Lorsque les obligations sont adossées à des créances issues de prêts de nature immobilière, on parle alors plutôt de mortgage-backed securities (MBS). Pour d’autres types de créance, on parlera d’asset-backed securities (ABS).
Aux frontières de la titrisation et des dérivés de crédit, produits d'ingénierie financière complexe, les CDO sont déployés pour diverses raisons, comme la réduction du coût de refinancement, le transfert hors-bilan d’un risque de crédit, ou encore un arbitrage de taux.

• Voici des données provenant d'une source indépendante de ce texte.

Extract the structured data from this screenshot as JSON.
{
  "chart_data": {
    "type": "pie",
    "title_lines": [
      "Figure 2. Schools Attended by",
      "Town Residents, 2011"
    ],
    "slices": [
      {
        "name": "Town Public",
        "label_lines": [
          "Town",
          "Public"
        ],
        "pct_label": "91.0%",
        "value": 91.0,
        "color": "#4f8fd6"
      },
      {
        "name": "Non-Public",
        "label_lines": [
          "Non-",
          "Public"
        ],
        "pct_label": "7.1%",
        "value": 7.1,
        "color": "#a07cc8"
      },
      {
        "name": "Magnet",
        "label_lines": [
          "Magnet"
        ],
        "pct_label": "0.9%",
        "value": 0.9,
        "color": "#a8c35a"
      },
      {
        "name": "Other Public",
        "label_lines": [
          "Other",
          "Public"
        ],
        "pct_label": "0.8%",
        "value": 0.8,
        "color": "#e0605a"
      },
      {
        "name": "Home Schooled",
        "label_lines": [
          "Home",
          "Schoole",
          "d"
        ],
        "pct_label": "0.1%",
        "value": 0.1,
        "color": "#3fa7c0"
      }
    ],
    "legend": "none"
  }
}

Pour les investisseurs, on retrouve également un effet d’aubaine: Les compagnies d’assurance, les OPCVM et les fonds d’investissement peuvent investir dans les tranches qui correspondent le plus à leur profil de rendement et de risque, mais aussi sélectionner les secteurs auxquels ils s’exposent à travers le choix du portefeuille de signatures (c’est à dire les signatures des contreparties sur les créances du véhicule de titrisation).

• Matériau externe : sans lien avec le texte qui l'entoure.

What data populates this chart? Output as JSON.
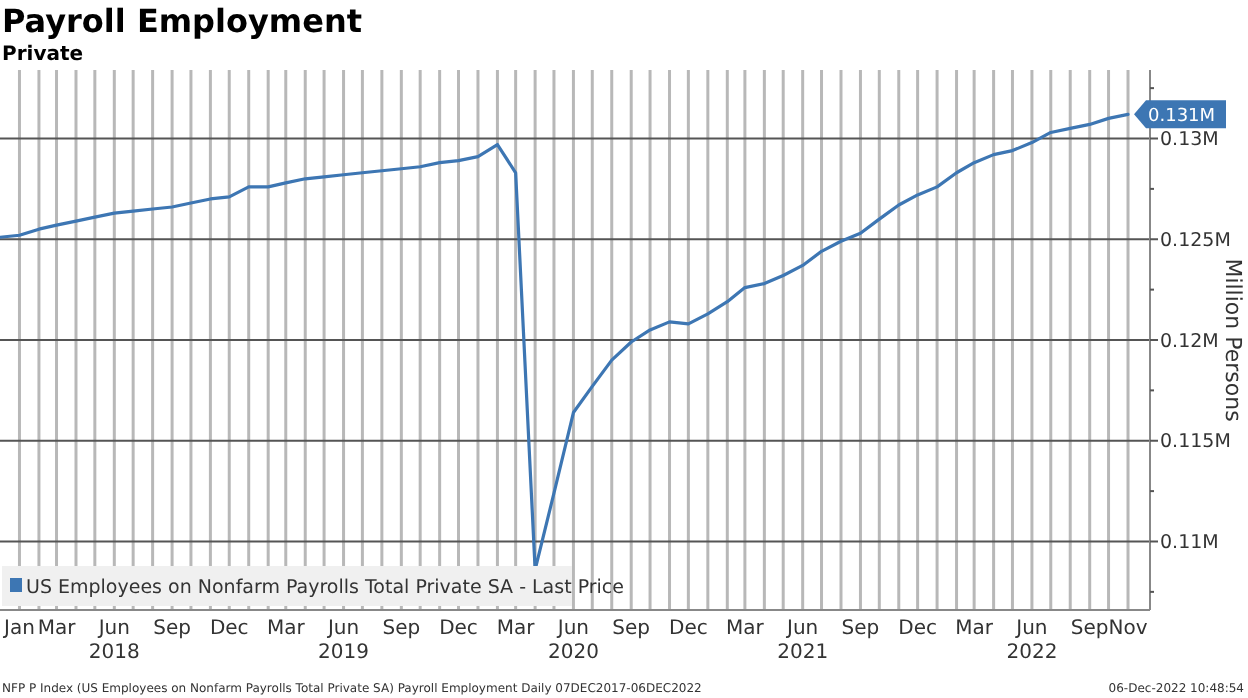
{
  "chart_data": {
    "type": "line",
    "title": "Payroll Employment",
    "subtitle": "Private",
    "ylabel": "Million Persons",
    "x": [
      "2017-12",
      "2018-01",
      "2018-02",
      "2018-03",
      "2018-04",
      "2018-05",
      "2018-06",
      "2018-07",
      "2018-08",
      "2018-09",
      "2018-10",
      "2018-11",
      "2018-12",
      "2019-01",
      "2019-02",
      "2019-03",
      "2019-04",
      "2019-05",
      "2019-06",
      "2019-07",
      "2019-08",
      "2019-09",
      "2019-10",
      "2019-11",
      "2019-12",
      "2020-01",
      "2020-02",
      "2020-03",
      "2020-04",
      "2020-05",
      "2020-06",
      "2020-07",
      "2020-08",
      "2020-09",
      "2020-10",
      "2020-11",
      "2020-12",
      "2021-01",
      "2021-02",
      "2021-03",
      "2021-04",
      "2021-05",
      "2021-06",
      "2021-07",
      "2021-08",
      "2021-09",
      "2021-10",
      "2021-11",
      "2021-12",
      "2022-01",
      "2022-02",
      "2022-03",
      "2022-04",
      "2022-05",
      "2022-06",
      "2022-07",
      "2022-08",
      "2022-09",
      "2022-10",
      "2022-11"
    ],
    "series": [
      {
        "name": "US Employees on Nonfarm Payrolls Total Private SA - Last Price",
        "color": "#3d76b3",
        "values": [
          0.1251,
          0.1252,
          0.1255,
          0.1257,
          0.1259,
          0.1261,
          0.1263,
          0.1264,
          0.1265,
          0.1266,
          0.1268,
          0.127,
          0.1271,
          0.1276,
          0.1276,
          0.1278,
          0.128,
          0.1281,
          0.1282,
          0.1283,
          0.1284,
          0.1285,
          0.1286,
          0.1288,
          0.1289,
          0.1291,
          0.1297,
          0.1283,
          0.1086,
          0.1124,
          0.1164,
          0.1177,
          0.119,
          0.1199,
          0.1205,
          0.1209,
          0.1208,
          0.1213,
          0.1219,
          0.1226,
          0.1228,
          0.1232,
          0.1237,
          0.1244,
          0.1249,
          0.1253,
          0.126,
          0.1267,
          0.1272,
          0.1276,
          0.1283,
          0.1288,
          0.1292,
          0.1294,
          0.1298,
          0.1303,
          0.1305,
          0.1307,
          0.131,
          0.1312
        ],
        "value_labels": [
          null,
          null,
          null,
          null,
          null,
          null,
          null,
          null,
          null,
          null,
          null,
          null,
          null,
          null,
          null,
          null,
          null,
          null,
          null,
          null,
          null,
          null,
          null,
          null,
          null,
          null,
          null,
          null,
          null,
          null,
          null,
          null,
          null,
          null,
          null,
          null,
          null,
          null,
          null,
          null,
          null,
          null,
          null,
          null,
          null,
          null,
          null,
          null,
          null,
          null,
          null,
          null,
          null,
          null,
          null,
          null,
          null,
          null,
          null,
          "0.131M"
        ]
      }
    ],
    "xlim": [
      "2017-12-01",
      "2022-12-06"
    ],
    "xticks": [
      {
        "value": "2018-01",
        "label": "Jan"
      },
      {
        "value": "2018-02",
        "label": null
      },
      {
        "value": "2018-03",
        "label": "Mar"
      },
      {
        "value": "2018-04",
        "label": null
      },
      {
        "value": "2018-05",
        "label": null
      },
      {
        "value": "2018-06",
        "label": "Jun\n2018"
      },
      {
        "value": "2018-07",
        "label": null
      },
      {
        "value": "2018-08",
        "label": null
      },
      {
        "value": "2018-09",
        "label": "Sep"
      },
      {
        "value": "2018-10",
        "label": null
      },
      {
        "value": "2018-11",
        "label": null
      },
      {
        "value": "2018-12",
        "label": "Dec"
      },
      {
        "value": "2019-01",
        "label": null
      },
      {
        "value": "2019-02",
        "label": null
      },
      {
        "value": "2019-03",
        "label": "Mar"
      },
      {
        "value": "2019-04",
        "label": null
      },
      {
        "value": "2019-05",
        "label": null
      },
      {
        "value": "2019-06",
        "label": "Jun\n2019"
      },
      {
        "value": "2019-07",
        "label": null
      },
      {
        "value": "2019-08",
        "label": null
      },
      {
        "value": "2019-09",
        "label": "Sep"
      },
      {
        "value": "2019-10",
        "label": null
      },
      {
        "value": "2019-11",
        "label": null
      },
      {
        "value": "2019-12",
        "label": "Dec"
      },
      {
        "value": "2020-01",
        "label": null
      },
      {
        "value": "2020-02",
        "label": null
      },
      {
        "value": "2020-03",
        "label": "Mar"
      },
      {
        "value": "2020-04",
        "label": null
      },
      {
        "value": "2020-05",
        "label": null
      },
      {
        "value": "2020-06",
        "label": "Jun\n2020"
      },
      {
        "value": "2020-07",
        "label": null
      },
      {
        "value": "2020-08",
        "label": null
      },
      {
        "value": "2020-09",
        "label": "Sep"
      },
      {
        "value": "2020-10",
        "label": null
      },
      {
        "value": "2020-11",
        "label": null
      },
      {
        "value": "2020-12",
        "label": "Dec"
      },
      {
        "value": "2021-01",
        "label": null
      },
      {
        "value": "2021-02",
        "label": null
      },
      {
        "value": "2021-03",
        "label": "Mar"
      },
      {
        "value": "2021-04",
        "label": null
      },
      {
        "value": "2021-05",
        "label": null
      },
      {
        "value": "2021-06",
        "label": "Jun\n2021"
      },
      {
        "value": "2021-07",
        "label": null
      },
      {
        "value": "2021-08",
        "label": null
      },
      {
        "value": "2021-09",
        "label": "Sep"
      },
      {
        "value": "2021-10",
        "label": null
      },
      {
        "value": "2021-11",
        "label": null
      },
      {
        "value": "2021-12",
        "label": "Dec"
      },
      {
        "value": "2022-01",
        "label": null
      },
      {
        "value": "2022-02",
        "label": null
      },
      {
        "value": "2022-03",
        "label": "Mar"
      },
      {
        "value": "2022-04",
        "label": null
      },
      {
        "value": "2022-05",
        "label": null
      },
      {
        "value": "2022-06",
        "label": "Jun\n2022"
      },
      {
        "value": "2022-07",
        "label": null
      },
      {
        "value": "2022-08",
        "label": null
      },
      {
        "value": "2022-09",
        "label": "Sep"
      },
      {
        "value": "2022-10",
        "label": null
      },
      {
        "value": "2022-11",
        "label": "Nov"
      }
    ],
    "ylim": [
      0.1066,
      0.1334
    ],
    "yticks": [
      {
        "value": 0.1075,
        "label": null
      },
      {
        "value": 0.11,
        "label": "0.11M"
      },
      {
        "value": 0.1125,
        "label": null
      },
      {
        "value": 0.115,
        "label": "0.115M"
      },
      {
        "value": 0.1175,
        "label": null
      },
      {
        "value": 0.12,
        "label": "0.12M"
      },
      {
        "value": 0.1225,
        "label": null
      },
      {
        "value": 0.125,
        "label": "0.125M"
      },
      {
        "value": 0.1275,
        "label": null
      },
      {
        "value": 0.13,
        "label": "0.13M"
      },
      {
        "value": 0.1325,
        "label": null
      }
    ],
    "grid": true,
    "legend": "bottom left",
    "marker": "none",
    "line_style": "solid",
    "annotations": [
      "NFP P Index (US Employees on Nonfarm Payrolls Total Private SA) Payroll Employment Daily 07DEC2017-06DEC2022",
      "06-Dec-2022 10:48:54"
    ]
  }
}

Leur développement est contingent de celui des dérivés de crédit comme les CDS mais aussi de celui d’un réseau d’agence de notation du risque de crédit sans lequel la marchéisation de ce risque aurait été sans doute bien plus confidentielle.
Une institution financière dispose d’un portefeuille de 200 millions créances pour un rendement significativement plus élevé que le taux sans risque. Elle va transférer ces créances au sein d’un fonds commun de créances (Special Purpose Vehicle ou SPV).

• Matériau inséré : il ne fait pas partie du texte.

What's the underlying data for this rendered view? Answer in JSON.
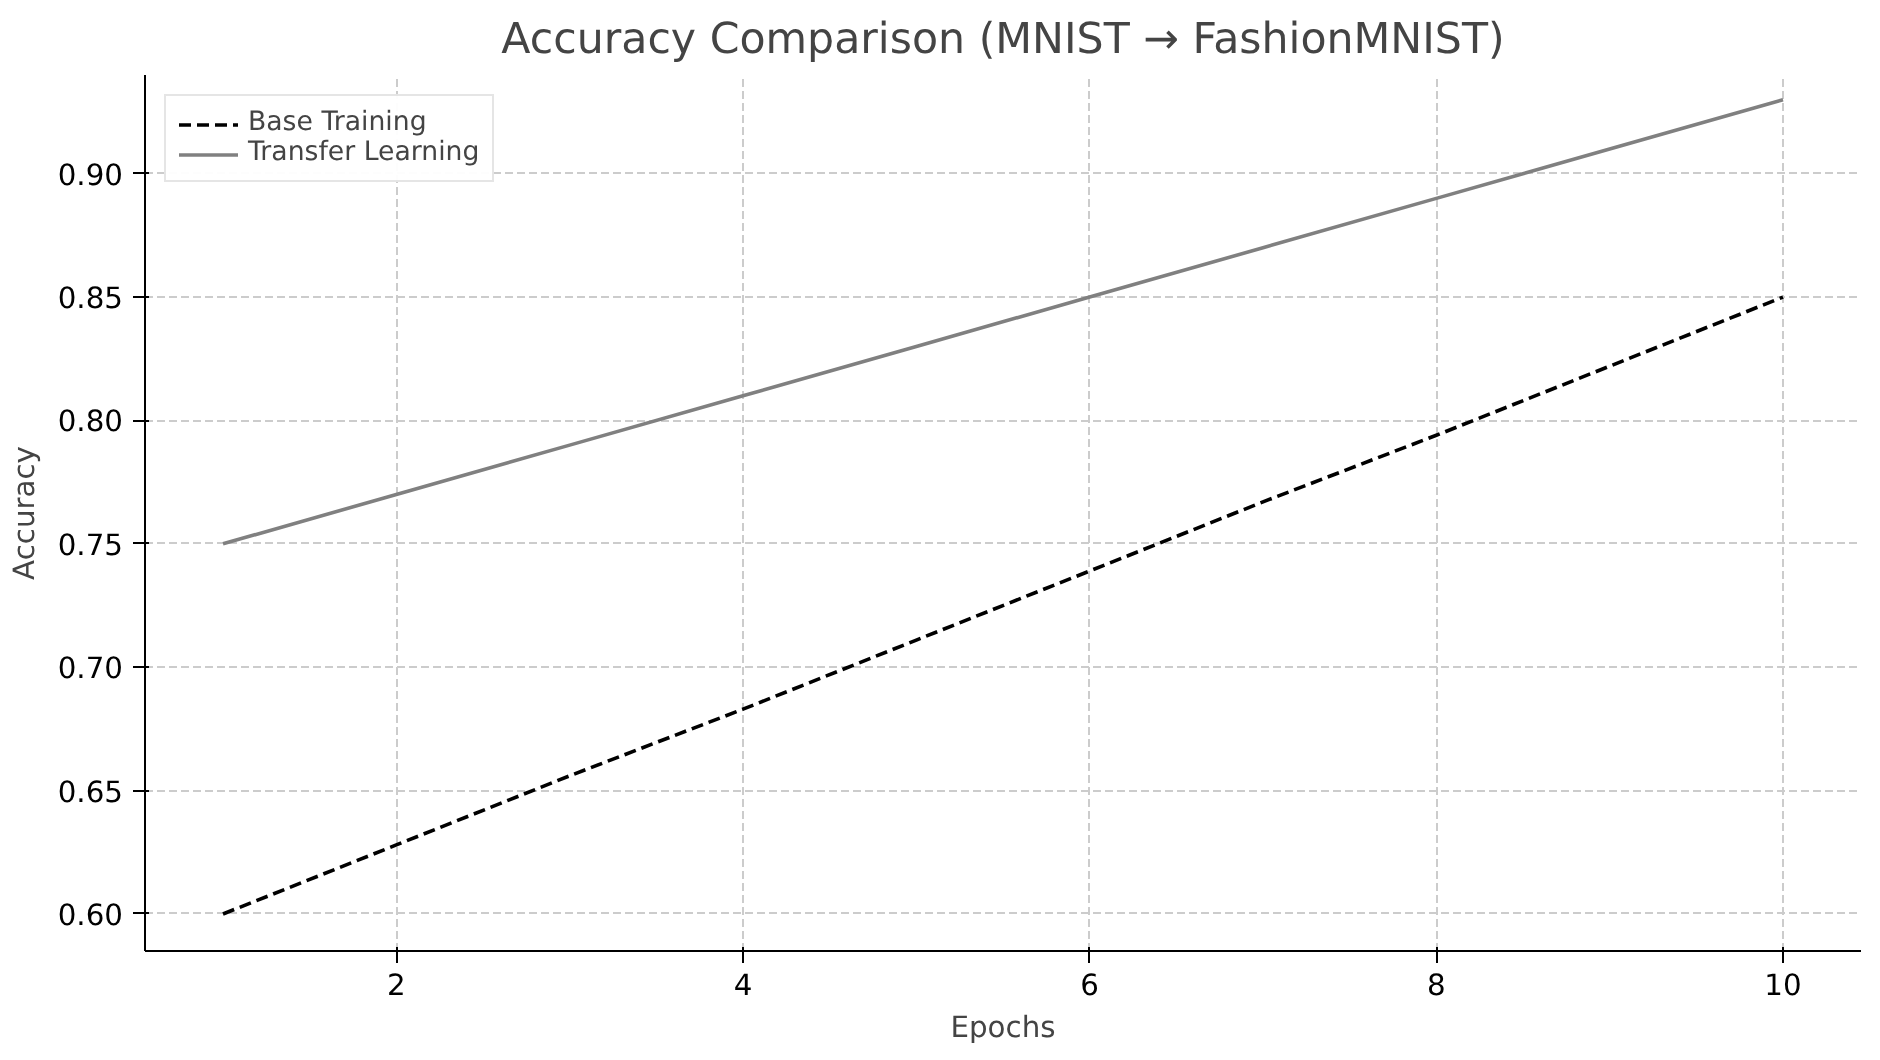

Elle va alors pouvoir constituer elle-même ou par l’intermédiaire d’un structureur externe un CDO avec des tranches de différentes qualités. Le risque de crédit va varier en fonction de ce qu’on appelle la « séniorité » de la tranche.
Ainsi, l’émetteur peut constituer une tranche « equity » qui absorbera les premiers défauts à concurrence de 3%, pour un total de 6 millions d’euros. C’est à dire qu’en cas de survenance des premiers évènements de crédit sur 2% des créances du SPV, pour une perte de 4 millions d’euros, le notionnel sur lequel sera calculé les primes restantes versées à l’investisseur de la tranche « equity » se trouvera réduit à 2 millions d’euros.
En d’autres termes, cet investisseur va compenser la perte de valeur du portefeuille en absorbant la diminution du rendement global du CDO. Les autres tranches plus séniores se verront attribuer les cash flows par priorité. En contrepartie, il devrait en théorie recevoir une prime dont la valeur reflète le risque important qu’il encourt.
L’émetteur propose au sein du CDO d’autres tranches plus seniores telles que la junior mezzanine, qui, quant à elle, compensera les 3 à 7% de défauts qui pourraient survenir. Une tranche senior mezzanine, senior, première super senior puis deuxième super senior, absorberont respectivement de 7 à 10%, de 10 à 15%, de 15 à 30% puis de 30 à 100% du risque de crédit.
La technique est communément appelée waterfall ou principe de la fontaine. La métaphore renvoi à un fluide (Cash-flow) se versant d’abord dans le premier récipient (1re super senior) puis une fois ce récipient rempli, l’eau commence à se déverser dans le second (2eme super senior), et ainsi de suite jusqu’à ce que le récipient equity soit rempli. S’il manque d’eau, la tranche equity sera la première à être moins alimentée en cash-flow.
Plusieurs critères permettent de séparer les CDO en plusieurs catégories.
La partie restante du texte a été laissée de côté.